= LaFayette Central School District =

School district in New York, United States

LaFayette Central School District is a school district headquartered in LaFayette, New York.

The district, within Onondaga County, includes most of the Town of LaFayette, plus portions of the towns of Onondaga and Tully. It includes the Onondaga Reservation and a portion of the Nedrow census-designated place.

==History==

High school instruction in the town of LaFayette began in 1889, and the school received full state accreditation in 1921. The LaFayette Central School District was formed in 1937 through the merger of the LaFayette Union Free High School with several smaller local schools. Additional nearby districts joined the consolidated district in the years that followed. In 1954, the New York State Education Department requested that the district integrate the Onondaga Indian Reservation School, bringing students in grades 7 through 12 from the reservation into the main LaFayette school building.

Laura Lavine was superintendent until her retirement on June 30, 2024. Jeremy Belfield replaced her as superintendent.

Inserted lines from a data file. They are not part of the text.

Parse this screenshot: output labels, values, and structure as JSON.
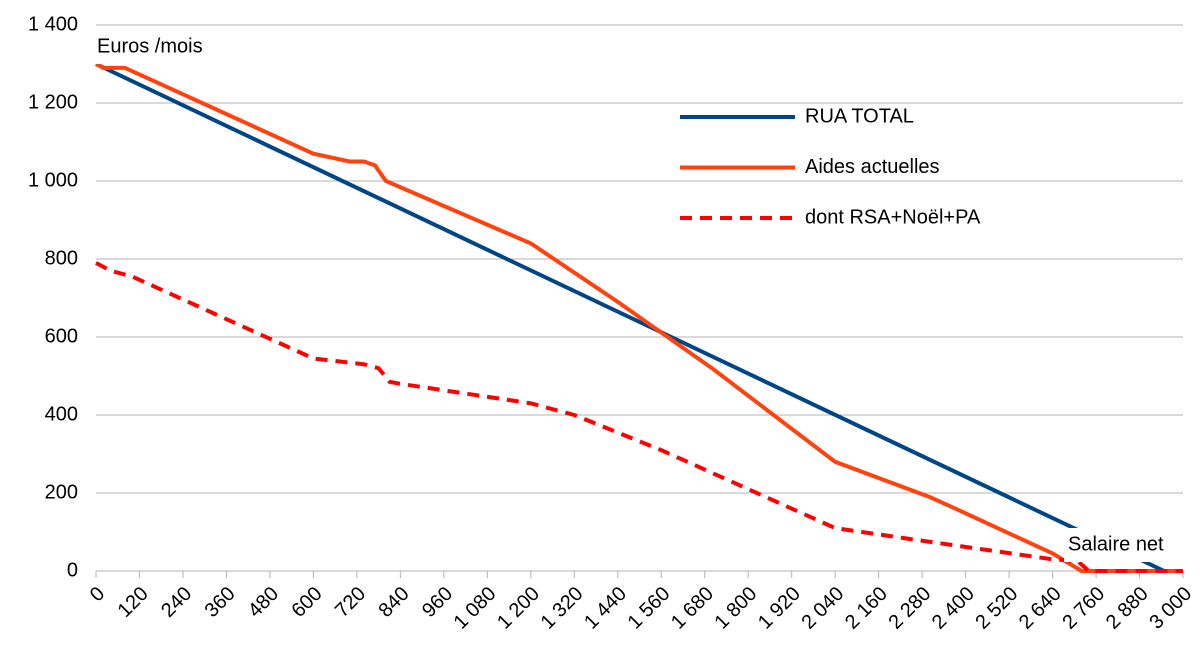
{
  "chart_data": {
    "type": "line",
    "x_annotation": "Salaire net",
    "y_annotation": "Euros /mois",
    "xlim": [
      0,
      3000
    ],
    "ylim": [
      0,
      1400
    ],
    "xticks": [
      0,
      120,
      240,
      360,
      480,
      600,
      720,
      840,
      960,
      {
        "value": 1080,
        "label": "1 080"
      },
      {
        "value": 1200,
        "label": "1 200"
      },
      {
        "value": 1320,
        "label": "1 320"
      },
      {
        "value": 1440,
        "label": "1 440"
      },
      {
        "value": 1560,
        "label": "1 560"
      },
      {
        "value": 1680,
        "label": "1 680"
      },
      {
        "value": 1800,
        "label": "1 800"
      },
      {
        "value": 1920,
        "label": "1 920"
      },
      {
        "value": 2040,
        "label": "2 040"
      },
      {
        "value": 2160,
        "label": "2 160"
      },
      {
        "value": 2280,
        "label": "2 280"
      },
      {
        "value": 2400,
        "label": "2 400"
      },
      {
        "value": 2520,
        "label": "2 520"
      },
      {
        "value": 2640,
        "label": "2 640"
      },
      {
        "value": 2760,
        "label": "2 760"
      },
      {
        "value": 2880,
        "label": "2 880"
      },
      {
        "value": 3000,
        "label": "3 000"
      }
    ],
    "yticks": [
      0,
      200,
      400,
      600,
      800,
      {
        "value": 1000,
        "label": "1 000"
      },
      {
        "value": 1200,
        "label": "1 200"
      },
      {
        "value": 1400,
        "label": "1 400"
      }
    ],
    "grid": true,
    "legend": "right",
    "series": [
      {
        "name": "RUA TOTAL",
        "color": "#004586",
        "dashed": false,
        "x": [
          0,
          2948,
          3000
        ],
        "values": [
          1300,
          0,
          0
        ]
      },
      {
        "name": "Aides actuelles",
        "color": "#ff420e",
        "dashed": false,
        "x": [
          0,
          20,
          80,
          600,
          700,
          740,
          770,
          800,
          1200,
          1440,
          1700,
          2040,
          2300,
          2360,
          2640,
          2720,
          3000
        ],
        "values": [
          1300,
          1290,
          1290,
          1070,
          1050,
          1050,
          1040,
          1000,
          840,
          690,
          520,
          280,
          190,
          165,
          45,
          0,
          0
        ]
      },
      {
        "name": "dont RSA+Noël+PA",
        "color": "#ff0000",
        "dashed": true,
        "x": [
          0,
          40,
          100,
          600,
          740,
          780,
          810,
          840,
          1200,
          1320,
          1560,
          1800,
          2040,
          2300,
          2640,
          2710,
          2740,
          3000
        ],
        "values": [
          790,
          770,
          755,
          545,
          530,
          520,
          485,
          480,
          430,
          400,
          310,
          210,
          110,
          75,
          30,
          25,
          0,
          0
        ]
      }
    ]
  }
}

In 2021, Belfield, along with the superintendent of the Salmon River Central School District, asked Governor of New York Kathy Hochul for state funding to repair elementary schools which have indigenous populations, including the elementary school on the Onondaga Reservation.

==Schools==
- LaFayette Junior/Senior High School
- Grimshaw Elementary School
- Onondaga Nation School (K-8 school)
  - The State of New York owns the building and authorizes repairs, while the school district staffs the building and provides operational services. The state government contracts with the school district. The curriculum includes the Onondaga language and culture, and adheres to the guidelines of the New York State Education Department.